Connecticut bell factory at center of hot U.S. Senate campaign

Washington – What does a bell factory in East Hampton that was struck by lightning last year have to do with a hot Senate race in Kentucky or the federal government shutdown?

Plenty it seems.

Senate Majority Leader Mitch McConnell, R-Ky., is facing one of the toughest challenges in his long political career from a tea party favorite named Matt Bevin, whose family has manufactured bells in East Hampton since the early 1800s.

McConnell is accusing Bevin, a first-time political candidate who says the five-term senator is not conservative enough, of asking for a bailout of the family company from the administration of Connecticut Gov. Dannel P. Malloy. McConnell campaign ads say “Bailout Bevin” took a $200,000 grant from the Connecticut state government even as the Bevin Brothers Bell Factory had tax liens.

“Bailout Bevin, not a Kentucky conservative,” the ads intone.

Samaia M. Hernandez, a spokeswoman for Malloy, said Bevin received a $100,000 grant through the Connecticut Department of Economic and Community Development’s Small Business Express Program after the factory was destroyed by a fire caused by lightening in 2012. Another $100,000 grant went to a separate company housed in the same building destroyed by the fire, Hernandez said.

The grant money was used to help relocate the factory to another site in the town.

“Connecticut has a proud history as the home of the Bevin Bell factory, and we are putting our economic development tools to work to assist Bevin Brothers … in its effort to rebuild here in Connecticut,” said Malloy when he announced the grants in June 2012.

Sarah Durand, spokeswoman for the Bevin campaign, said the money “is not a bailout, it’s an economic investment grant … done at the direction of the citizens of Connecticut who kept urging the state to do something.”

Durand also said Bevin cleared up the tax liens after he went to run the factory in 2011 because his uncle, who had been running the company, had severe health problems. The company had at least four dozen federal, state and local tax liens, but an investigation by the Louisville Courier-Journal determined that they all occurred before Bevin’s brief tenure as president and treasurer of the company in 2011.

Despite his time in the state, Durand says Bevin was never a Connecticut resident, but has lived in Kentucky for 15 or 16 years and is a resident of that state.

The appearance of Bevin on the scene is thought to have forced McConnell to lurch to the right — and may have contributed to the hesitancy the Republican senator displayed in negotiating with Democrats to end a 16-day government shutdown.

But McConnell ultimately sat down with Senate Majority Leader Harry Reid, D-Nev., and forged an agreement that ended the shutdown and temporarily raised the nation’s debt ceiling.

McConnell’s willingness to negotiate with Democrats infuriated tea party members, including former Alaska governor and GOP vice presidential candidate Sarah Palin.

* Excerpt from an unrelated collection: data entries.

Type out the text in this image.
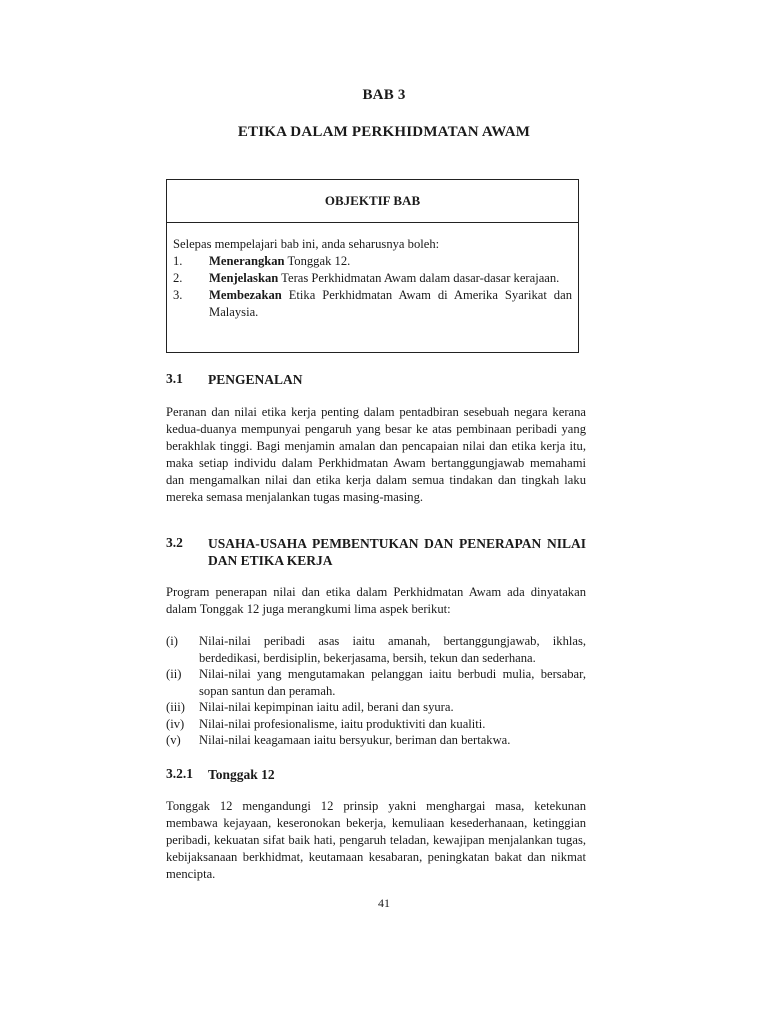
BAB 3
ETIKA DALAM PERKHIDMATAN AWAM
OBJEKTIF BAB
Selepas mempelajari bab ini, anda seharusnya boleh:
1.	Menerangkan Tonggak 12.
2.	Menjelaskan Teras Perkhidmatan Awam dalam dasar-dasar kerajaan.
3.	Membezakan Etika Perkhidmatan Awam di Amerika Syarikat dan Malaysia.
3.1	PENGENALAN

Peranan dan nilai etika kerja penting dalam pentadbiran sesebuah negara kerana kedua-duanya mempunyai pengaruh yang besar ke atas pembinaan peribadi yang berakhlak tinggi. Bagi menjamin amalan dan pencapaian nilai dan etika kerja itu, maka setiap individu dalam Perkhidmatan Awam bertanggungjawab memahami dan mengamalkan nilai dan etika kerja dalam semua tindakan dan tingkah laku mereka semasa menjalankan tugas masing-masing.

3.2	USAHA-USAHA PEMBENTUKAN DAN PENERAPAN NILAI DAN ETIKA KERJA

Program penerapan nilai dan etika dalam Perkhidmatan Awam ada dinyatakan dalam Tonggak 12 juga merangkumi lima aspek berikut:

(i)	Nilai-nilai peribadi asas iaitu amanah, bertanggungjawab, ikhlas, berdedikasi, berdisiplin, bekerjasama, bersih, tekun dan sederhana.
(ii)	Nilai-nilai yang mengutamakan pelanggan iaitu berbudi mulia, bersabar, sopan santun dan peramah.
(iii)	Nilai-nilai kepimpinan iaitu adil, berani dan syura.
(iv)	Nilai-nilai profesionalisme, iaitu produktiviti dan kualiti.
(v)	Nilai-nilai keagamaan iaitu bersyukur, beriman dan bertakwa.
3.2.1	Tonggak 12

Tonggak 12 mengandungi 12 prinsip yakni menghargai masa, ketekunan membawa kejayaan, keseronokan bekerja, kemuliaan kesederhanaan, ketinggian peribadi, kekuatan sifat baik hati, pengaruh teladan, kewajipan menjalankan tugas, kebijaksanaan berkhidmat, keutamaan kesabaran, peningkatan bakat dan nikmat mencipta.

41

“Rest well tonight,” Palin wrote on her Facebook after Congress approved the shutdown agreement in late night votes. “For soon we must focus on important House and Senate races. Let’s start with Kentucky … from sea to shining sea we will not give up. We’ve only just begun to fight.”

For now, McConnell has a healthy lead in polls over Bevin, who is largely self-funding his campaign.

But McConnell has a stiff challenge from a Democrat, Alison Lundergan Grimes, who has raised more money recently than the most powerful GOP senator, taking in $2.5 million in contributions since July.

The Cook Political Report calls the McConnell-Grimes race a tossup.